Садовник судеб - Григорий МАРГОВСКИЙ
Шрифт:
Интервал:
Закладка:
Да, восточные единоборства она освоила вполне. Разок я был в Наташином ресторане. Шествуя к эстраде в черном бархатном платье с севильской розой, она окинула меня жгуче и воинственно. Хотелось неспешно потягивать коктейль, эпикурейски ловя ее фиоритуры. Но сиворылое жлобье, скакавшее не в такт, копытами уплощало лелеемую в сердце гордость. Отлучившись посмолить, я пропустил редкое зрелище. «Ну и дрянь!» – ни с того ни с сего шваркнул какой-то фавн в лицо вокалистке.
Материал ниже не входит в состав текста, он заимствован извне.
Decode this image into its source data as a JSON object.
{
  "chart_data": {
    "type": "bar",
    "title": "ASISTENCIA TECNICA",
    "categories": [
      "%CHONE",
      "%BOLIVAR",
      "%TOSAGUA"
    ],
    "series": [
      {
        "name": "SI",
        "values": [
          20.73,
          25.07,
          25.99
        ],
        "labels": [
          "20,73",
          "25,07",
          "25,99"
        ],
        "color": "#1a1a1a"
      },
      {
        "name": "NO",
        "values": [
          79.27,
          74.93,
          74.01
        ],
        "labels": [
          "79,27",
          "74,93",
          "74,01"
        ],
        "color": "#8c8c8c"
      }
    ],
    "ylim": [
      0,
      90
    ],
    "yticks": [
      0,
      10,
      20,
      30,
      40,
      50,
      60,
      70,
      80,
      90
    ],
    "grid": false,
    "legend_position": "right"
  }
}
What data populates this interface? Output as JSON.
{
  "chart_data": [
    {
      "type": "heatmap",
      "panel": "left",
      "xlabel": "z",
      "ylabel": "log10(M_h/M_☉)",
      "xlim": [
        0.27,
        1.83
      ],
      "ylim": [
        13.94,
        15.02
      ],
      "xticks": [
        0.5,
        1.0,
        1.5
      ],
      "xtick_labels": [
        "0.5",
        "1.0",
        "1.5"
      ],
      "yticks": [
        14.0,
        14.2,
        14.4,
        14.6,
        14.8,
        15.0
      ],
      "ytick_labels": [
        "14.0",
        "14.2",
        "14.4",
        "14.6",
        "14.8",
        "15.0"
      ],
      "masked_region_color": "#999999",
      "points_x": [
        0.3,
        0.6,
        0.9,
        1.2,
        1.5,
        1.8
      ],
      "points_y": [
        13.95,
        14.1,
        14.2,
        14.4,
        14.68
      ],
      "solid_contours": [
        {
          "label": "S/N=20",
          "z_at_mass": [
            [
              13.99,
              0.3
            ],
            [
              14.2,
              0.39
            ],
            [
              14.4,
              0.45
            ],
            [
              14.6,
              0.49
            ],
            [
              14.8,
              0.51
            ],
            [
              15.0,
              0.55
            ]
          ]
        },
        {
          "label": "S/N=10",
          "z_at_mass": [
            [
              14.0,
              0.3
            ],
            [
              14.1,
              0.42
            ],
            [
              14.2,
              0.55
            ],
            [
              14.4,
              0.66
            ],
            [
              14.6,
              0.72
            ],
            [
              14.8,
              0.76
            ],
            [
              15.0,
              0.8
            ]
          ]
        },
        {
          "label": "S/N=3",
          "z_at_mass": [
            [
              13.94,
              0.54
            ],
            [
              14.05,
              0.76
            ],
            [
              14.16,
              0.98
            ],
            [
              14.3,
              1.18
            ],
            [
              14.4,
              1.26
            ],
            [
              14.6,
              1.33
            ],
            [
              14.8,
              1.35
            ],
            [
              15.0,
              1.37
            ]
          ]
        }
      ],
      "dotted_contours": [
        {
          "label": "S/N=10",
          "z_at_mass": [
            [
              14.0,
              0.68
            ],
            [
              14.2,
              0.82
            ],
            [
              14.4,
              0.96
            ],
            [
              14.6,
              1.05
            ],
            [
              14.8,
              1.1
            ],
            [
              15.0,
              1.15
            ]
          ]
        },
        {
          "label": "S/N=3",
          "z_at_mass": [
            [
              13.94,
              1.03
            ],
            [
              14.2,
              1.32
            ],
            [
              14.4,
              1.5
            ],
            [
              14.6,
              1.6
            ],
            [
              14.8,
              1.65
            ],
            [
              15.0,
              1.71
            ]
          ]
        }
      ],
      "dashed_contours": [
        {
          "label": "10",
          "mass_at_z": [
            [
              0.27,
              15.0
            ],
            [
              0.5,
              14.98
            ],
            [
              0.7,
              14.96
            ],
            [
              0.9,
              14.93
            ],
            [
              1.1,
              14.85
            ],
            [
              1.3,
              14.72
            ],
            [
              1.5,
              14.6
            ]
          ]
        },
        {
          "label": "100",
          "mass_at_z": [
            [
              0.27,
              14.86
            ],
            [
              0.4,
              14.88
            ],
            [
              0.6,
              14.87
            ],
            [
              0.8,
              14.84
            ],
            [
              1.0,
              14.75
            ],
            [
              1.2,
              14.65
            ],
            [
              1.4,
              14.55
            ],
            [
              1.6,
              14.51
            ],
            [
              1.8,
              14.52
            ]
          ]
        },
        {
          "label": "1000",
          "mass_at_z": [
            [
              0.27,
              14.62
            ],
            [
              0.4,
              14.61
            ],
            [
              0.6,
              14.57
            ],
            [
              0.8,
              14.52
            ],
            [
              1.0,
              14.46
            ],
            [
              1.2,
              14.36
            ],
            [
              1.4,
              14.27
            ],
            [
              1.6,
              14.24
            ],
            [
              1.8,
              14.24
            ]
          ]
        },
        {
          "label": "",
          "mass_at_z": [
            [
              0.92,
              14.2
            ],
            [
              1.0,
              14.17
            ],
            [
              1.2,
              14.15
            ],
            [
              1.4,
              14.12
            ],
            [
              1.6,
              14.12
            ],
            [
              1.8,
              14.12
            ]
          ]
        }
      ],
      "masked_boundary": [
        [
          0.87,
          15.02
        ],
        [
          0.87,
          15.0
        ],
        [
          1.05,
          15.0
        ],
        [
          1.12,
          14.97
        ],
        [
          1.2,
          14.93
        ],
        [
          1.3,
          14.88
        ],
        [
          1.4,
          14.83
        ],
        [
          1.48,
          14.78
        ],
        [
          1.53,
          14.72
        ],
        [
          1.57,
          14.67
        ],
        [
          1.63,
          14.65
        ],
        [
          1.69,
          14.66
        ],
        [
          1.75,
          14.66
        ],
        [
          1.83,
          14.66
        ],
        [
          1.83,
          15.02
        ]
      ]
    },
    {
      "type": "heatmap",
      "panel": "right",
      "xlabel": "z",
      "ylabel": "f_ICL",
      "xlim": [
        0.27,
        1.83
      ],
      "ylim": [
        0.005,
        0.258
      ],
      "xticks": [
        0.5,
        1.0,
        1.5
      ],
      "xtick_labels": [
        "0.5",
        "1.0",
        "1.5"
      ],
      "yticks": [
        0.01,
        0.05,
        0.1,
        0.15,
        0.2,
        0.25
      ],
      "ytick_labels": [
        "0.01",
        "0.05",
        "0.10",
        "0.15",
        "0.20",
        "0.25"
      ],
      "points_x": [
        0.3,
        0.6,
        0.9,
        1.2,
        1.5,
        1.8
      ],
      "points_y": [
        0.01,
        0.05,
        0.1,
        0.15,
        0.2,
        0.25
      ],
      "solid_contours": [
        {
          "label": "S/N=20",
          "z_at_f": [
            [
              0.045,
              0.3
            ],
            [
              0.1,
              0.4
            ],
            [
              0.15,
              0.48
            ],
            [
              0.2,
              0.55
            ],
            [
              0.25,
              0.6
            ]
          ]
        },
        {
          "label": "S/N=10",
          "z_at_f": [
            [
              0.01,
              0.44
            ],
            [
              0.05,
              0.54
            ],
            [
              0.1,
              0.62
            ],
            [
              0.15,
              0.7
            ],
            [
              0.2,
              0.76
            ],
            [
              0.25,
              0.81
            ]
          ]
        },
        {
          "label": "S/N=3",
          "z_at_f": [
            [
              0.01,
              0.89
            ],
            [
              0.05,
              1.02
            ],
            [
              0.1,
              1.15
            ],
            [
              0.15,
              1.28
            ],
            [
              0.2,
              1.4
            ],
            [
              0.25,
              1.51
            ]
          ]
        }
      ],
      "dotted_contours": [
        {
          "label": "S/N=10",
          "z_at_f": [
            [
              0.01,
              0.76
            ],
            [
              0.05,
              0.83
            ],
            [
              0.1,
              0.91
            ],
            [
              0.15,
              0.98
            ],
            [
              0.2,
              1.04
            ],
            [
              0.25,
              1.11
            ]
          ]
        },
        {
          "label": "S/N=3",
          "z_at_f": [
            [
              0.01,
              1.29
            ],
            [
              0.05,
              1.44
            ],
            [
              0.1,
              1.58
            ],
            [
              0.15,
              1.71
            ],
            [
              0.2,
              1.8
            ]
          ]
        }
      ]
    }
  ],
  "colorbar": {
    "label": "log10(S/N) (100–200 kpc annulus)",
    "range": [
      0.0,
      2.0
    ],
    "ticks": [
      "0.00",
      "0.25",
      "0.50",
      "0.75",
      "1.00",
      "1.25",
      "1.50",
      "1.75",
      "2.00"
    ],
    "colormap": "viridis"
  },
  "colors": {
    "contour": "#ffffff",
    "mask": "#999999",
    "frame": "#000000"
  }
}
Не отрываясь от микрофона, та влепила по неприметной ряхе. Возвратясь, я застал сбивчивые извинения мигом протрезвевшего икающего плясуна…
Ныне она зарабатывала на жизнь самостоятельно: так оно менее накладно. На родителей, с которыми жила, давно рукой махнула: «Путной мебели – и той в доме нет!» Ее тянуло в искусствоведение – утереть нос бывшему, профукавшему не одни только оформительские гонорары. Я организовал ей встречу с теоретиком Владимиром Бойко, полжизни старательно пудрившим для Москвы мазню урода Савицкого (на одном из полотен этого чудовища магендавид «еврея-провокатора», роющего могилу для кучки партизан, композиционно перекликается с эмблемами переминающейся рядом зондер-команды…)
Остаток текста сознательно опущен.